Non-malignant drivers of elevated C-reactive protein levels differ in patients with and without a history of cancer.

PURPOSE: Elevations in C-reactive protein (CRP) levels predict metastasis and mortality in a number of malignancies. However, the impact of non-malignant factors on CRP levels in patients with cancer remains unknown. To address this issue, we conducted an investigation of the National Social Life, Health, and Aging Project (NSHAP) cohort.
METHODS: NSHAP participants with a history of malignancy were included. The 222-participant cohort was subdivided by CRP levels into low-risk (CRP <3 mg/L) and high-risk (CRP ≥3 mg/L) groups. Univariate and multivariate binary logistic regression analyses examined the impact of variables spanning social factors, demographic characteristics, and past medical history on high-risk CRP levels.

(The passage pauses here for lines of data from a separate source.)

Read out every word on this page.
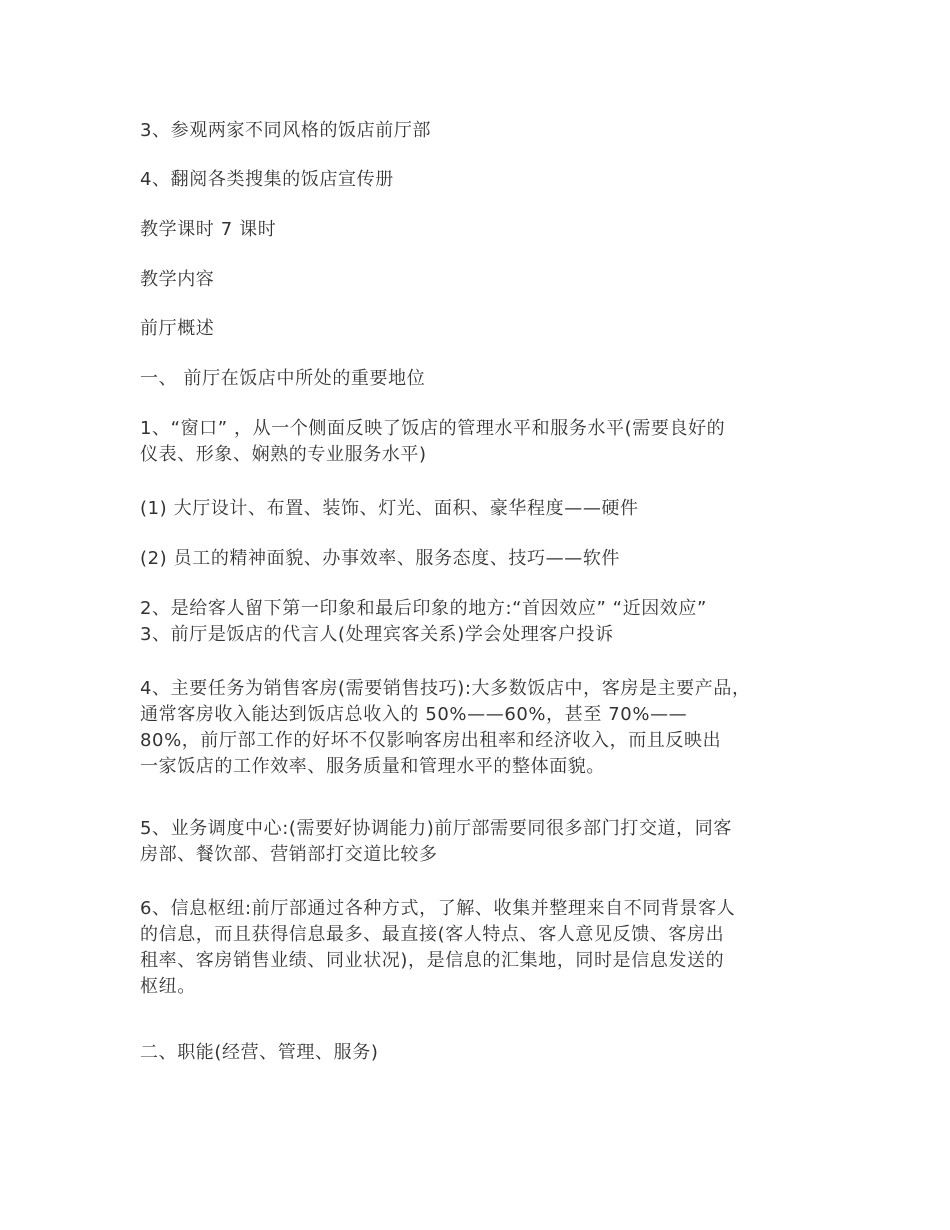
3、参观两家不同风格的饭店前厅部

4、翻阅各类搜集的饭店宣传册

教学课时 7 课时

教学内容

前厅概述

一、 前厅在饭店中所处的重要地位

1、“窗口” ，从一个侧面反映了饭店的管理水平和服务水平(需要良好的
仪表、形象、娴熟的专业服务水平)

(1) 大厅设计、布置、装饰、灯光、面积、豪华程度——硬件

(2) 员工的精神面貌、办事效率、服务态度、技巧——软件

2、是给客人留下第一印象和最后印象的地方:“首因效应” “近因效应”
3、前厅是饭店的代言人(处理宾客关系)学会处理客户投诉

4、主要任务为销售客房(需要销售技巧):大多数饭店中，客房是主要产品，
通常客房收入能达到饭店总收入的 50%——60%，甚至 70%——
80%，前厅部工作的好坏不仅影响客房出租率和经济收入，而且反映出
一家饭店的工作效率、服务质量和管理水平的整体面貌。

5、业务调度中心:(需要好协调能力)前厅部需要同很多部门打交道，同客
房部、餐饮部、营销部打交道比较多

6、信息枢纽:前厅部通过各种方式，了解、收集并整理来自不同背景客人
的信息，而且获得信息最多、最直接(客人特点、客人意见反馈、客房出
租率、客房销售业绩、同业状况)，是信息的汇集地，同时是信息发送的
枢纽。

二、职能(经营、管理、服务)
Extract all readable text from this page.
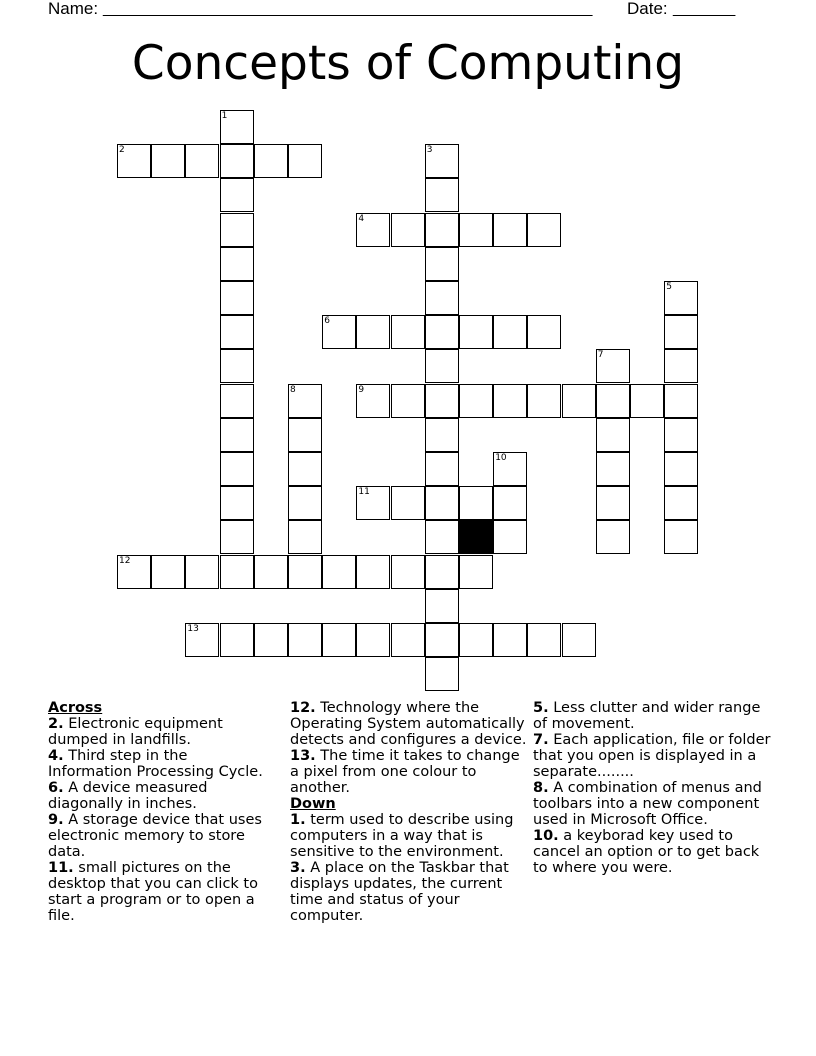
Name: _______________________________________________________ Date: _______
Concepts of Computing
1
2	3
4
5
6
7
8	9
10
11
12
13
Across
2. Electronic equipment dumped in landfills.
4. Third step in the Information Processing Cycle.
6. A device measured diagonally in inches.
9. A storage device that uses electronic memory to store data.
11. small pictures on the desktop that you can click to start a program or to open a file.
12. Technology where the Operating System automatically detects and configures a device.
13. The time it takes to change a pixel from one colour to another.
Down
1. term used to describe using computers in a way that is sensitive to the environment.
3. A place on the Taskbar that displays updates, the current time and status of your computer.
5. Less clutter and wider range of movement.
7. Each application, file or folder that you open is displayed in a separate........
8. A combination of menus and toolbars into a new component used in Microsoft Office.
10. a keyborad key used to cancel an option or to get back to where you were.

RESULTS: Of the cohort, 42.3% exhibited high-risk CRP levels. These participants were more likely to be unmarried (p = 0.013), to be a racial/ethnic minority (p = 0.012), to not use HMG-CoA reductase inhibitor (statin) medications (p = 0.032), and to be obese (p = 0.002). On multivariate logistic regression analysis, these variables were also significant predictors of high-risk CRP levels. For example, compared with participants who had a normal body mass index (BMI), obese participants were nearly 5 times more likely (odds ratio 5.725; 95% CI 1.848, 12.079; p = 0.001) to exhibit high-risk CRP levels.
CONCLUSIONS: CRP remains an important prognostic biomarker in the management of known malignancies. However, patients with a known history of cancer can also exhibit elevated CRP levels due to non-malignant factors such as race and ethnicity, statin use, marital status, and BMI. Consequently, further studies are needed to assess the predictive potential of CRP levels for cancer prognostication in the face of these social and biologic variables before use of this biomarker is widely adopted in clinical practice.